There is increasing interest in identifying high‐quality physicians, such as whether physicians perform above or below a threshold level. To evaluate whether current methods accurately distinguish above‐ versus below‐threshold physicians, we estimate misclassification rates for two‐category identification systems.
Claims data for Medicare fee‐for‐service beneficiaries residing in Florida or New York in 2010.
Estimate colorectal cancer, glaucoma, and diabetes quality scores for 23,085 physicians. Use a beta‐binomial model to estimate physician score reliabilities. Compute the proportion of physicians whose performance tier would be misclassified under three scoring systems.
In the three scoring systems, misclassification ranges were 8.6–25.7 percent, 6.4–22.8 percent, and 4.5–21.7%. True positive rate ranges were 72.9–97.0 percent, 83.4–100.0 percent, and 34.7–88.2 percent.

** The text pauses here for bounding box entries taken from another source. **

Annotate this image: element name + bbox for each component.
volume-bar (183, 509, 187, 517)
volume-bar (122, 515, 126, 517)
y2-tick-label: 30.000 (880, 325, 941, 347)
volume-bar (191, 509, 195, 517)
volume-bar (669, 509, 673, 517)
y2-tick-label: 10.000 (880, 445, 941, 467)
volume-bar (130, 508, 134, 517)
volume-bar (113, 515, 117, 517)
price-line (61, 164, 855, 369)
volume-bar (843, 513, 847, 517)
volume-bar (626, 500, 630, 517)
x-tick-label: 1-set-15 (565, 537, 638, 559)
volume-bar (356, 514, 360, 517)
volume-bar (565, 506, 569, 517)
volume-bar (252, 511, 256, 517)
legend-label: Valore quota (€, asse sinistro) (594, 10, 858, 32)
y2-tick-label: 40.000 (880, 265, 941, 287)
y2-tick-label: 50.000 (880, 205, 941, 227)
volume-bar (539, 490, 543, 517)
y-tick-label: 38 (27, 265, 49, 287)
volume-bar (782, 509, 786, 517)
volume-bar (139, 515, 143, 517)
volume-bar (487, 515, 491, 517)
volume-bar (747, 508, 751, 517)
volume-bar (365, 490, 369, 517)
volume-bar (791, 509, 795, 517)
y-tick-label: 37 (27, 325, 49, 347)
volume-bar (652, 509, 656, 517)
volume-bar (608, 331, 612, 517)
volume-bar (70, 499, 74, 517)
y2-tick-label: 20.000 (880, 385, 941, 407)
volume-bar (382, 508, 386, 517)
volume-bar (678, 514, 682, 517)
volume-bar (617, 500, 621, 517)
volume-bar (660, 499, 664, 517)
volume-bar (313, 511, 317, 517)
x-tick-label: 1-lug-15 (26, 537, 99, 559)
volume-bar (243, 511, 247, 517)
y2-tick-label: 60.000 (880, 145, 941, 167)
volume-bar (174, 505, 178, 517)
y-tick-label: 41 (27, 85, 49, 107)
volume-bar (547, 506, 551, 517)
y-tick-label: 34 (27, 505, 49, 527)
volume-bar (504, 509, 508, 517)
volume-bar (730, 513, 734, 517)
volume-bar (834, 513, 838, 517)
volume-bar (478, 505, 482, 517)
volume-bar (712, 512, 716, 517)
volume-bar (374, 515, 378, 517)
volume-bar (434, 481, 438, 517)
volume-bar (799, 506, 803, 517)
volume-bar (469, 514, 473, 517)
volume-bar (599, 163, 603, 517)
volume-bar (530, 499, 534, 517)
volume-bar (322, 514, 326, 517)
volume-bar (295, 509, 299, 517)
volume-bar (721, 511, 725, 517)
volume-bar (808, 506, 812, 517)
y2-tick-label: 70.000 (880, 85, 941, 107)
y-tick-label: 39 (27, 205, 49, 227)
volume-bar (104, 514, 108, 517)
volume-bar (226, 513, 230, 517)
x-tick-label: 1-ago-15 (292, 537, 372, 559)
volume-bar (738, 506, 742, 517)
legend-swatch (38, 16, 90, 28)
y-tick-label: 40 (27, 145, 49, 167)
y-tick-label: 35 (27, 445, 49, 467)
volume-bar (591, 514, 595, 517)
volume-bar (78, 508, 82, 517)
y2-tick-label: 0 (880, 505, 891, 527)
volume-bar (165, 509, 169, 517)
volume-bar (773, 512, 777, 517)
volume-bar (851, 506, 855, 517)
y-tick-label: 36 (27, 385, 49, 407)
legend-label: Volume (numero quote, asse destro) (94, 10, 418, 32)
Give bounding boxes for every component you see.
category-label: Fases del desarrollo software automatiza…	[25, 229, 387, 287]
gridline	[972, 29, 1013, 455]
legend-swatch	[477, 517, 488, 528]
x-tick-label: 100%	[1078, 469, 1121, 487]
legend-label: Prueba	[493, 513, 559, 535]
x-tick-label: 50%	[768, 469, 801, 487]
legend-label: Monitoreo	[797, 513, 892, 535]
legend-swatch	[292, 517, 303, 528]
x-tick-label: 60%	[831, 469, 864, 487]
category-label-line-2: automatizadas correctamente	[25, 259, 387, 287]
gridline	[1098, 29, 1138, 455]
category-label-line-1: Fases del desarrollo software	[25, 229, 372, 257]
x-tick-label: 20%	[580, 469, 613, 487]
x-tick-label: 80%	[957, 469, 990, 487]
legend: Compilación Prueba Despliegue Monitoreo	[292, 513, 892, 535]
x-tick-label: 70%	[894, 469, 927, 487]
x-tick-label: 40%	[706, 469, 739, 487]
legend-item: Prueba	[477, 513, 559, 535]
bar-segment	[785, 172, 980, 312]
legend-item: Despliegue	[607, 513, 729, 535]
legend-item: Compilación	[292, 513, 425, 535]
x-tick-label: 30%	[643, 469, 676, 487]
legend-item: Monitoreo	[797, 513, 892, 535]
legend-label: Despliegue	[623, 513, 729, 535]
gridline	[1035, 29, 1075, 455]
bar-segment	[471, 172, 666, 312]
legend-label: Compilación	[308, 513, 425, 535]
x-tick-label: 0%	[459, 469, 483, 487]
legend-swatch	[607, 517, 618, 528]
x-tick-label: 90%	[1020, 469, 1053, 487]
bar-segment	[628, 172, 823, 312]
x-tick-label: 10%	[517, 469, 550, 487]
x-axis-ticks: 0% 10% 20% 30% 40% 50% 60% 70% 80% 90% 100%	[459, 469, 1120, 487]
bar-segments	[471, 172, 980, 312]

True negative rate ranges were 68.5–91.6 percent, 10.5–92.4 percent, and 81.1–99.9 percent. Positive predictive value ranges were 70.5–91.6 percent, 77.0–97.3 percent, and 55.2–99.1 percent.
Current methods for profiling physicians on quality may produce misleading results, as the number of eligible events is typically small. Misclassification is a policy‐relevant measure of the potential impact of tiering on providers, payers, and patients. Quantifying misclassification rates should inform the construction of high‐performance networks and quality improvement initiatives.